I want to protest about the nauseating advertising in your paper by the plastic surgery clinic in Lismore. There is clearly no lack of money for regular and prominent promotions by this outfit. And in a captialist society, why not? Shouldnt anyone be free to advertise their wares? Papers are dependent on advertisers after all for their survival.

While I realise that it may be hard for your paper to draw some kind of line, as a citizen there are situations where I do draw the line.

I think placing a clinic which is trying to sell incredibly expensive and unnecessary plastic surgery, under the banner of well being, is deceptive. By using the front of skin care as a kind of legitimiser, this place tries to draw women into something much more insidious. The plastic surgery industry depends on the manipulation of womens vulnerability about how good they are supposed to look. The marketers do their job, and the plastic surgeons profit from the effects. Appearance is primary, and women are duped into the idea that happiness, a better sex life, and more self esteem is just a procedure away.

The use of the word respect in the clinics motto would be laughable if it wasnt frightening. This word has also been used in your papers advertorials to quote the plastic surgeon, who described himself as well respected. By whom? Not by me. I think its unethical to use valuable medical resources for selling women the idea there is something wrong with how they look.

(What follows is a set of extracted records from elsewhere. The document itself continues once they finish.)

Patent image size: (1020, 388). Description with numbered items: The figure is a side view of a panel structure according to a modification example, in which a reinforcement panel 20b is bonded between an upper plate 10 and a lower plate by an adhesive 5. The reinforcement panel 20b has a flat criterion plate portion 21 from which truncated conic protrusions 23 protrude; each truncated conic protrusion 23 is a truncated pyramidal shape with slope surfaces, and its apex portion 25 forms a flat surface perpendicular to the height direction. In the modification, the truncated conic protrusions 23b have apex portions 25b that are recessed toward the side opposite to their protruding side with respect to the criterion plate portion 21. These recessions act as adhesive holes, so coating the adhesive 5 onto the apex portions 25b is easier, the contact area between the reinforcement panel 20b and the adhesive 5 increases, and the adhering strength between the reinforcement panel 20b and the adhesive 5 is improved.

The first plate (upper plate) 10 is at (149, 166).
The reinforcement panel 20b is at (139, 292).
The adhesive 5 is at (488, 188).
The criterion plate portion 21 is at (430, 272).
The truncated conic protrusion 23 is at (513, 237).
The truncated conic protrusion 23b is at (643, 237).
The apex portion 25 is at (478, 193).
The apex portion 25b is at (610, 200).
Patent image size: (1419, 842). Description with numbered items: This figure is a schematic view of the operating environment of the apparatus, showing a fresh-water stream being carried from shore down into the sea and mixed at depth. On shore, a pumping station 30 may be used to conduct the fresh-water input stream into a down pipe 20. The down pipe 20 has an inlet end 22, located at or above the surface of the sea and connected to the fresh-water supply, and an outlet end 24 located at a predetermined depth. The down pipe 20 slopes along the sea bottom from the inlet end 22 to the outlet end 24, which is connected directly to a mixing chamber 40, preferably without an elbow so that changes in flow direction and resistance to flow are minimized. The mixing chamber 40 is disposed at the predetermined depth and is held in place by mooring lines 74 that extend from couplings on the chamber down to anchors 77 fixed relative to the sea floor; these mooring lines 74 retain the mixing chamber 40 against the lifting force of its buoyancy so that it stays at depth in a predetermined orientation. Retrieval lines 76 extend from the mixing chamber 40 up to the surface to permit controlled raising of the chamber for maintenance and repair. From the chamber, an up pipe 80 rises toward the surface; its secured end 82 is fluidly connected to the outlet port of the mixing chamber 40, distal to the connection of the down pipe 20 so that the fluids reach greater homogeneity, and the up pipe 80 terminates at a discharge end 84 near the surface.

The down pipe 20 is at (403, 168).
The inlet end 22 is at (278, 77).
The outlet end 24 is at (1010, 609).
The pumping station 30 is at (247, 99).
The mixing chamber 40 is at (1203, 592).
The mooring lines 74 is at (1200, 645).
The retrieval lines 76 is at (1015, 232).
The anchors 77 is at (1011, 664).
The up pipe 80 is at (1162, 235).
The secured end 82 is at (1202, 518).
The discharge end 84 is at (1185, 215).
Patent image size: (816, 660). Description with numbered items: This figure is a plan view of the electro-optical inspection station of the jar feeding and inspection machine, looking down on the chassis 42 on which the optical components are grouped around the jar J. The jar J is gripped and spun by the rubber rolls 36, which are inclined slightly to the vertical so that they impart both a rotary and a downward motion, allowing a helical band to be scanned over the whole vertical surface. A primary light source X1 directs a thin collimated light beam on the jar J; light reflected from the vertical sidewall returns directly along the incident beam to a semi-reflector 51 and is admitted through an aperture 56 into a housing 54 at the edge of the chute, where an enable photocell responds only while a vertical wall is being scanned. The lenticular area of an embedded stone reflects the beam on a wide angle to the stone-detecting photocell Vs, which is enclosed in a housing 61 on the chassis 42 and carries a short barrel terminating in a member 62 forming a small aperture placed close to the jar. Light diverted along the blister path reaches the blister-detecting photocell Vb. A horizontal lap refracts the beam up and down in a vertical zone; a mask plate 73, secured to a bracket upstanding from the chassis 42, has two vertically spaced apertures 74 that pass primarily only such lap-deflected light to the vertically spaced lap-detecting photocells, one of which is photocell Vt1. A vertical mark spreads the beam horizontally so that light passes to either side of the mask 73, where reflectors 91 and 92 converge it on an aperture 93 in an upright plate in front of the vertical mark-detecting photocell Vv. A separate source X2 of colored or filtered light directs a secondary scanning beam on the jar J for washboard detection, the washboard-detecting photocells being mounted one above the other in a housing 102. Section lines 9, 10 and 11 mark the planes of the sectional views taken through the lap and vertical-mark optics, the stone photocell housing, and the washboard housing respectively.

The expensively overpriced skin care that is used as a front in these advertorials is just the softer end of this. Its good for women to take care of their skin. But as with many real needs in our society, this becomes so commodified that women are convinced they need to spend their hard-earned money on over inflated products.

I am getting tired of seeing these high profile ads in your paper. Lots of money equals a larger amount of space. The most appalling things can be presented as legitimate, the ideas repeated enough until they seem somehow normal. I know I cant stop you accepting these ads or providing advertorial space for them, but at least I can raise a protest, and hope others will also question this medical rip-off centre.